There was protracted applause as the curtain fell. I applauded at least as vigorously as anyone else—perhaps more so. I had not known that the Cinematic Illusion could exist on such an exalted scale, sustained by the painstaking efforts of so many skilled performers working in close concert. It was as much a revelation to me as the plumbing in the Gentlemen’s Room.

We followed the crowd outside. The movie had generated in my mind a sort of Patriotic Glow, which was compounded by the glow of the city. It was the last quarter of the nightly four-hour Illumination of Manhattan, and artificial lights glittered along Broadway like legions of fireflies all in harness. Even the skeletal remains of the antique Sky-Scrapers seemed infused with an electric liveliness. Coaches and taxis passed in great profusion, and scarlet Banners of the Cross, draped from eaves and lintels in anticipation of Independence Day, fluttered in the pleasant breeze. I told Julian how impressed I was, and asked him to forgive me for doubting all his boasts about New York City and the movies.

“Yes, it was a tolerably good show,” he said, “a very pleasant evening out, all in all.”

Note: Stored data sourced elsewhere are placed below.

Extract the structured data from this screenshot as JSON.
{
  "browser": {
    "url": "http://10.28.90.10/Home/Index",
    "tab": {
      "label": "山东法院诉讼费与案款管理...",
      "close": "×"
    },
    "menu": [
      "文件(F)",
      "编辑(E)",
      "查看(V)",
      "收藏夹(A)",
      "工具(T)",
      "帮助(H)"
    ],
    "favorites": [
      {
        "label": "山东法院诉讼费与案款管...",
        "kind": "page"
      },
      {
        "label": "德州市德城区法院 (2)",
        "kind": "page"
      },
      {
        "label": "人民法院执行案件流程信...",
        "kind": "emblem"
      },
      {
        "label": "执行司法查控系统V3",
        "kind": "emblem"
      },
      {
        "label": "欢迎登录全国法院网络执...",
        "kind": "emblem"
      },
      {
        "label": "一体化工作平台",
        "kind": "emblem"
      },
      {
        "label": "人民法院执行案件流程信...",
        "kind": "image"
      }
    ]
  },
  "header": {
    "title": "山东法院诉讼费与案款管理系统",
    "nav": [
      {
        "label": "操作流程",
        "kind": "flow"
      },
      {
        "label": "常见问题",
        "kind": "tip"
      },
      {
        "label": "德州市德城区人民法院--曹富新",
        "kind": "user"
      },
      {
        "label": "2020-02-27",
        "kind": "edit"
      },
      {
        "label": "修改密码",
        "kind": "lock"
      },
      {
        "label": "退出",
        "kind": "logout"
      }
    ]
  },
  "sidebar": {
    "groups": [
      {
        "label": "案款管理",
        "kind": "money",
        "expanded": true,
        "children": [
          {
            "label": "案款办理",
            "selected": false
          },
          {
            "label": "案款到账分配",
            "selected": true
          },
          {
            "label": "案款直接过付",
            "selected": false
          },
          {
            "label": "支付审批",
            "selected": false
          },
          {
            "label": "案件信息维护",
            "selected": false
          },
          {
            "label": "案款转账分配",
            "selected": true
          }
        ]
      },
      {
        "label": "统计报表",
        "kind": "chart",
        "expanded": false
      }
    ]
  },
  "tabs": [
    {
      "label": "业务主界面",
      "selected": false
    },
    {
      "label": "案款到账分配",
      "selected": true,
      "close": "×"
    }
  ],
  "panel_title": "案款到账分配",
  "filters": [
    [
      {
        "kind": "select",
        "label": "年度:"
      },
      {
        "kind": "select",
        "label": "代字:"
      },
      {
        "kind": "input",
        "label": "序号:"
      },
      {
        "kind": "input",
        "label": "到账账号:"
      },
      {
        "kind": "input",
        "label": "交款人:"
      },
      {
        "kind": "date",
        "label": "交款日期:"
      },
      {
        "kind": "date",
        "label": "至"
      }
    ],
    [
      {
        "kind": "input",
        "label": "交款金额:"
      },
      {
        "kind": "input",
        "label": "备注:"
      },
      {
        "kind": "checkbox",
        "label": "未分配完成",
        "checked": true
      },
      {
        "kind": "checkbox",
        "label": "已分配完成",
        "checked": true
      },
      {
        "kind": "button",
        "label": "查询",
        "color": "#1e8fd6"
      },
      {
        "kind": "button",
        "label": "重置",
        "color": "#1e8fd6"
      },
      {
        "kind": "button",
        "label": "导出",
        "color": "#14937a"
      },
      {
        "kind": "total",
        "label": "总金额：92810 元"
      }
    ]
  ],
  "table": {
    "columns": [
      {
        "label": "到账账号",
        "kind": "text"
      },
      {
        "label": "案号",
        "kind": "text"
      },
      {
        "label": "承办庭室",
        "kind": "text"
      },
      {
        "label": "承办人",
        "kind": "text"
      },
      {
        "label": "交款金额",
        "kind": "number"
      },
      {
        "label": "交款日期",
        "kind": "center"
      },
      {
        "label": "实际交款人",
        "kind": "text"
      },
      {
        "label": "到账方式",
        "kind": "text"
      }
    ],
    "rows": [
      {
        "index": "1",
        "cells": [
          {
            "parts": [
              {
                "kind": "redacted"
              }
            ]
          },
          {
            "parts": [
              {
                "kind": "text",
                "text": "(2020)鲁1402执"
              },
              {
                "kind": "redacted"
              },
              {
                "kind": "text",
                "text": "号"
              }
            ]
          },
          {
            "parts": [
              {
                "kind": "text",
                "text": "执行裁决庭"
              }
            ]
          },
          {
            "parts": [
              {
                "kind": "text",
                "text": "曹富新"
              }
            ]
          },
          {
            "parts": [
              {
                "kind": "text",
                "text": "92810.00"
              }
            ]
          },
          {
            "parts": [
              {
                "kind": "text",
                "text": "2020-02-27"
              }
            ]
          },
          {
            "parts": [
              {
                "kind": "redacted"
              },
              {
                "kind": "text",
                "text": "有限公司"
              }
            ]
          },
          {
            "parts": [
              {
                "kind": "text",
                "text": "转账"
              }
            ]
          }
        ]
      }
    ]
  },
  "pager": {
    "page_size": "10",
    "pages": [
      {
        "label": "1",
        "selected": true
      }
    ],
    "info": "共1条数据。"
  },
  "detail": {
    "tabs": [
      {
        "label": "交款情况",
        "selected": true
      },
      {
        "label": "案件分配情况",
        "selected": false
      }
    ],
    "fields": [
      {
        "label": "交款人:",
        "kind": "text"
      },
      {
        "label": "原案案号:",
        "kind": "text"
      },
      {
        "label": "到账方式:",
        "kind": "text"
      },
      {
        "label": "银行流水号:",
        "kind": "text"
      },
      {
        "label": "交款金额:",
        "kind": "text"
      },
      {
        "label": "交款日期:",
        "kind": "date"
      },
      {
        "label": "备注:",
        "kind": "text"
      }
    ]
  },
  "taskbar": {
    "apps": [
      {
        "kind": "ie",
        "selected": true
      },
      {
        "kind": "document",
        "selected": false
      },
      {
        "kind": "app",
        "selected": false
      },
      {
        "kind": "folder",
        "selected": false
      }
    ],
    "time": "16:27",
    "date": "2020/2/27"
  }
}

“Tolerably good! Are there better?”

“I’ve seen a few that topped it.”

“Good?” Calyxa asked skeptically. “And you notorious for your agnosticism? Pretty as it might be, isn’t Eula an insult to your profoundest beliefs?”

“Thank you for asking,” Julian said, “but no, I don’t feel particularly insulted by it. If I am an agnostic, Calyxa, it’s because I’m also a realist.

“There was no realism in the film that I could discern—just a simple-minded version of what they print in the Dominion readers.”

“Well, yes—considered as history it was feeble and propagandistic—but it could hardly be anything else. You saw the Dominion stamp at the beginning of it. No film-maker can proceed without submitting his script to the Dominion’s cultural committees.

Realistically, these matters are exempted from art, since they’re beyond the artist’s control. But in structure, pacing, dialogue, photography, harmony between the screen and the voice performances—everything over which the film-makers did exercise a shaping influence—it was above reproach.”

“Above reproach, then,” Calyxa said, “in everything except what matters.”

“Do you mean to say the singing didn’t matter?”

“Well… the singing was fine, admittedly… and the singers didn’t write the script…”

“My point exactly.”

“So it was a beautiful, stupid thing. Wouldn’t it be even more beautiful if it were slightly less stupid?”

“I don’t disagree. I would love to make a movie that wasn’t just beautiful but also thoughtful and true. I’ve thought about it often. But the world isn’t rigged to allow such a thing. I doubt anyone on Earth has the power to overrule the Dominion in these matters, except possibly the President himself.” Then Julian, as if startled by his own thought, blinked and smiled. “Of course that’s not something we can expect of Deklan Comstock.”

“No,” Calyxa said, searching his face. “No, certainly not of Deklan Comstock.”

* * *

Come morning I let Calyxa sleep late, and took myself off to visit the publisher of the Spark and of The Adventures of Captain Commongold, Youthful Hero of the Saguenay.

I was equipped with nothing more lethal than my smoldering indignation, fueled by the scenes of courage and sacrifice I had witnessed in the movie the night before. I would confront the thieves, I thought, and the self-evident justice of my case would cause them to crumble before me. I don’t know why I expected such extravagant results from the application of mere justice. That kind of calculation is seldom borne out by worldly events.